Steve Maxwell is an orphan, born on a deeply socialist earth that is in danger, due to most of the smarter and more driven (K-selected?) people leaving for other colonies, of becoming a backwater. Despite the reverence still held for “Old Home Earth” – the signs are there. Fortunately his parents ensured a modicum of good schooling in their affairs, and Steve is a driven man who wants off his homeworld, to make his way among the stars.

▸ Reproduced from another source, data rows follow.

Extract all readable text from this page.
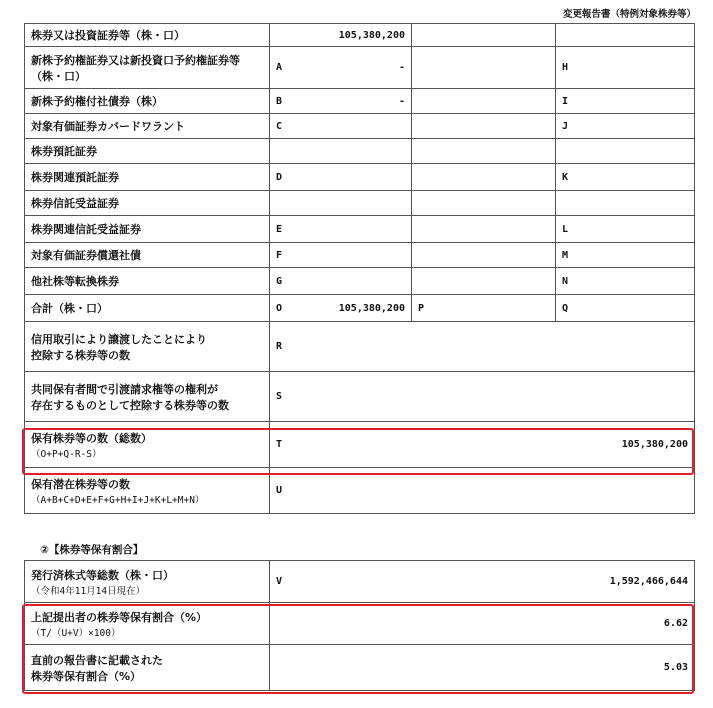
変更報告書（特例対象株券等）
株券又は投資証券等（株・口）	105,380,200		

新株予約権証券又は新投資口予約権証券等
（株・口）	A -		H
新株予約権付社債券（株）	B -		I
対象有価証券カバードワラント	C		J
株券預託証券			
株券関連預託証券	D		K
株券信託受益証券			
株券関連信託受益証券	E		L
対象有価証券償還社債	F		M
他社株等転換株券	G		N
合計（株・口）	O 105,380,200	P	Q
信用取引により譲渡したことにより
控除する株券等の数	R		
共同保有者間で引渡請求権等の権利が
存在するものとして控除する株券等の数	S		
保有株券等の数（総数）
（O+P+Q-R-S）	T 105,380,200		

保有潜在株券等の数
（A+B+C+D+E+F+G+H+I+J+K+L+M+N）	U		
②【株券等保有割合】
発行済株式等総数（株・口）
（令和4年11月14日現在）	V 1,592,466,644

上記提出者の株券等保有割合（%）
（T/（U+V）×100）	6.62

直前の報告書に記載された
株券等保有割合（%）	5.03
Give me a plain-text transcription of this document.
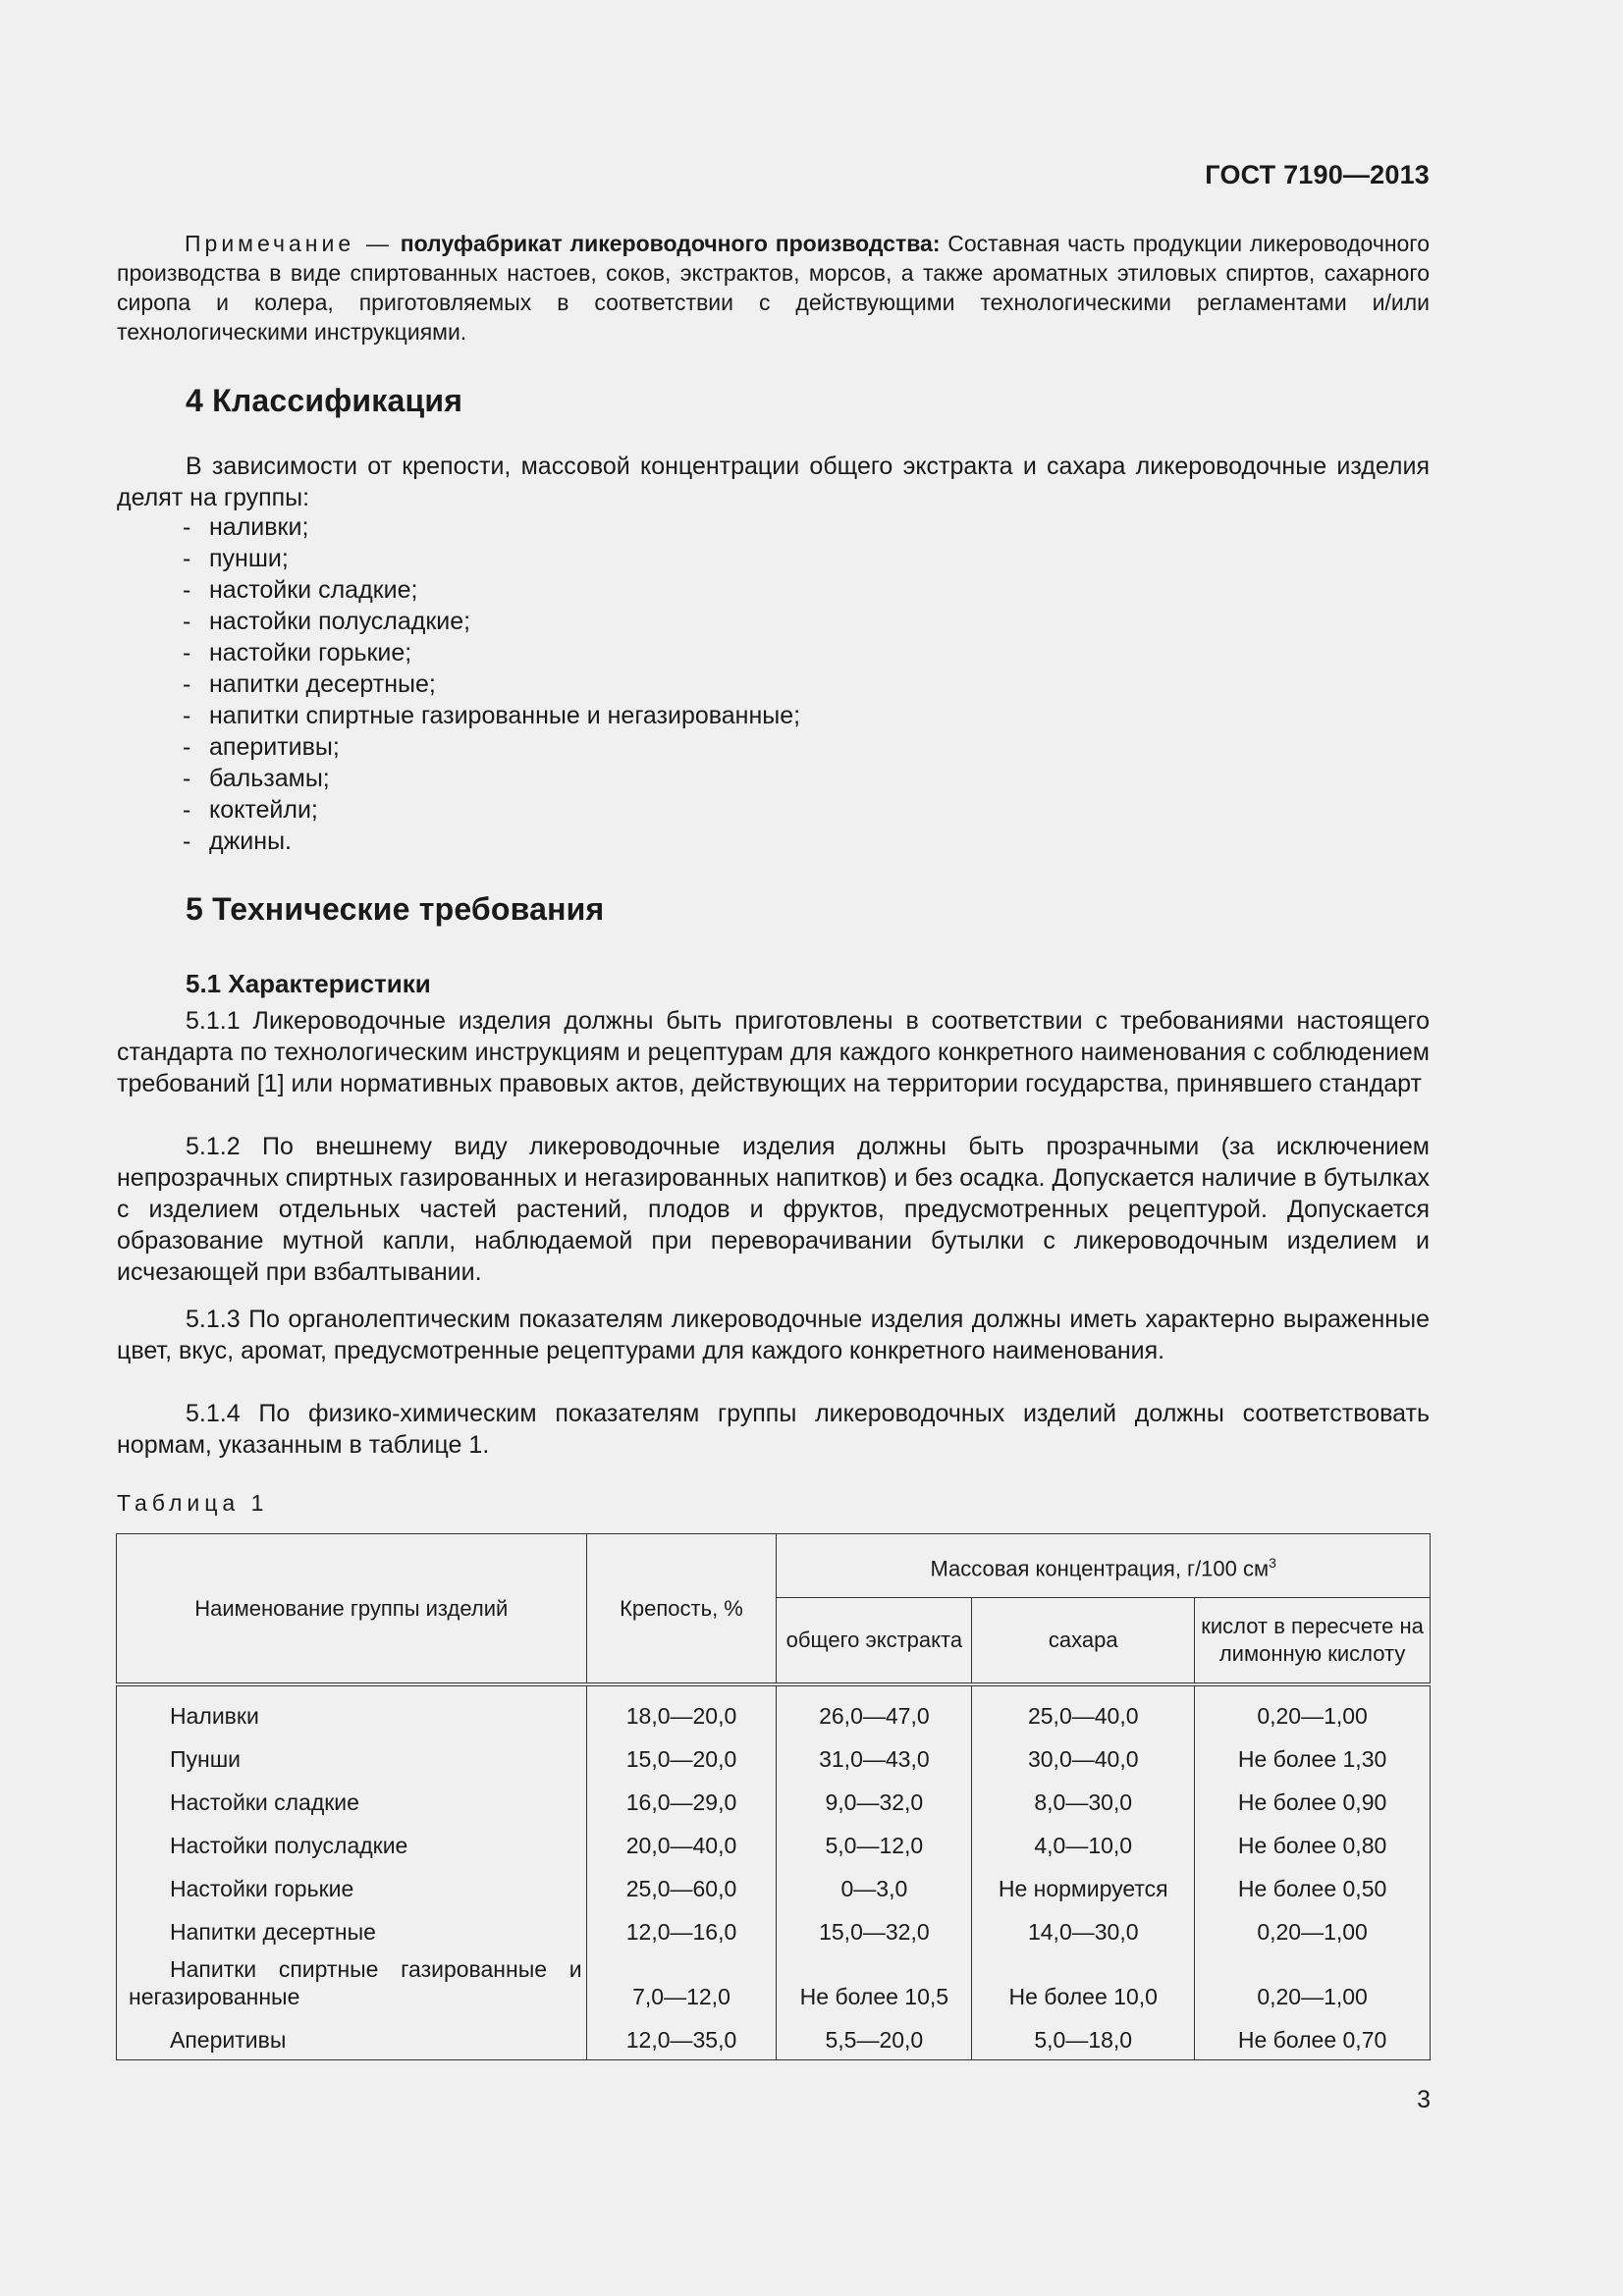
ГОСТ 7190—2013
Примечание — полуфабрикат ликероводочного производства: Составная часть продукции ликероводочного производства в виде спиртованных настоев, соков, экстрактов, морсов, а также ароматных этиловых спиртов, сахарного сиропа и колера, приготовляемых в соответствии с действующими технологическими регламентами и/или технологическими инструкциями.
4 Классификация
В зависимости от крепости, массовой концентрации общего экстракта и сахара ликероводочные изделия делят на группы:
- наливки;
- пунши;
- настойки сладкие;
- настойки полусладкие;
- настойки горькие;
- напитки десертные;
- напитки спиртные газированные и негазированные;
- аперитивы;
- бальзамы;
- коктейли;
- джины.
5 Технические требования
5.1 Характеристики
5.1.1 Ликероводочные изделия должны быть приготовлены в соответствии с требованиями настоящего стандарта по технологическим инструкциям и рецептурам для каждого конкретного наименования с соблюдением требований [1] или нормативных правовых актов, действующих на территории государства, принявшего стандарт
5.1.2 По внешнему виду ликероводочные изделия должны быть прозрачными (за исключением непрозрачных спиртных газированных и негазированных напитков) и без осадка. Допускается наличие в бутылках с изделием отдельных частей растений, плодов и фруктов, предусмотренных рецептурой. Допускается образование мутной капли, наблюдаемой при переворачивании бутылки с ликероводочным изделием и исчезающей при взбалтывании.
5.1.3 По органолептическим показателям ликероводочные изделия должны иметь характерно выраженные цвет, вкус, аромат, предусмотренные рецептурами для каждого конкретного наименования.
5.1.4 По физико-химическим показателям группы ликероводочных изделий должны соответствовать нормам, указанным в таблице 1.
Таблица 1
Наименование группы изделий	Крепость, %	Массовая концентрация, г/100 $см^3$
		общего экстракта	сахара	кислот в пересчете на лимонную кислоту
Наливки	18,0—20,0	26,0—47,0	25,0—40,0	0,20—1,00
Пунши	15,0—20,0	31,0—43,0	30,0—40,0	Не более 1,30
Настойки сладкие	16,0—29,0	9,0—32,0	8,0—30,0	Не более 0,90
Настойки полусладкие	20,0—40,0	5,0—12,0	4,0—10,0	Не более 0,80
Настойки горькие	25,0—60,0	0—3,0	Не нормируется	Не более 0,50
Напитки десертные	12,0—16,0	15,0—32,0	14,0—30,0	0,20—1,00
Напитки спиртные газированные и негазированные	7,0—12,0	Не более 10,5	Не более 10,0	0,20—1,00
Аперитивы	12,0—35,0	5,5—20,0	5,0—18,0	Не более 0,70
3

As the book opens, Steve is closing out a night washing dishes and closing up an orbital, cargo terminal bar as a part time worker. Leaving, he and the owner are attacked, and Steve helps fight them off, saving the owners life, to discover they are members of a local Tong, the Lotus Tong. Out of gratitude, the owner first takes him on full time, then arranges to get him an apprentice slot with a merchant spacer he trusts. And so Steve’s journey begins.
The characters are amazing, and, when one dies later in the book, it has a huge emotional impact. The story – a youth-coming-of-age story – is tight and well told. The action, when it comes, is brutal but not glorified to the point of violence porn, understandable given Mr Grant’s background as a veteran and a preacher.
The weakest point is the dialog. I both read and listened, in turns, having purchased both the Kindle and Audible versions. The narrator was excellent, but the “golly” and “gee” routine was a bit jarring for me as a son of a Marine and veteran sailor, given the universe of the book, but understandable with the target audience and Mr. Grant’s sensibilities. The biggest issue, again, more noticeable when narrated as you have more time to take in the words and stilted sentences stand out more, was the over-explanatory and stilted nature of the dialog.
The world Maxwell inhabits includes jump drives, reactionless drives, antigrav and artificial gravity, and tractor beams, whereas projectile weapons are the shipboard weapons of the day, and missiles the weapons of choice for pirates and major naval ships. The attention to detail, and “how things work” shows. Despite the stilted nature of the dialog, it does explain why things work, numerous aspects of ship design and operational procedures, all of it to a level of detail comparable to the pages spent in Have Space Suit Will Travel detailing the design and operation of vacuum suits. Also, the reasons make sense, and matter in either how the story unfolds or how characters behave, and why.
It can be a bit unsettling to read an author in reverse order, even if the two books have nothing to do with each other, when they display such a large progression in skill and craft. Nevertheless, despite the dialog issues I had, I quickly finished this book, taking full advantage of “whispersync” to either listen to it via audio or to read it on a Kindle, getting through it as fast as I could. The story and characters are memorable in their own right, the story engaging, and despite the clunky dialog you can see the gold of his later works already shining through, ready to be revealed in greater clarity and polish.
I highly recommend it, and will gladly continue the series. It also shows that his western was not a fluke.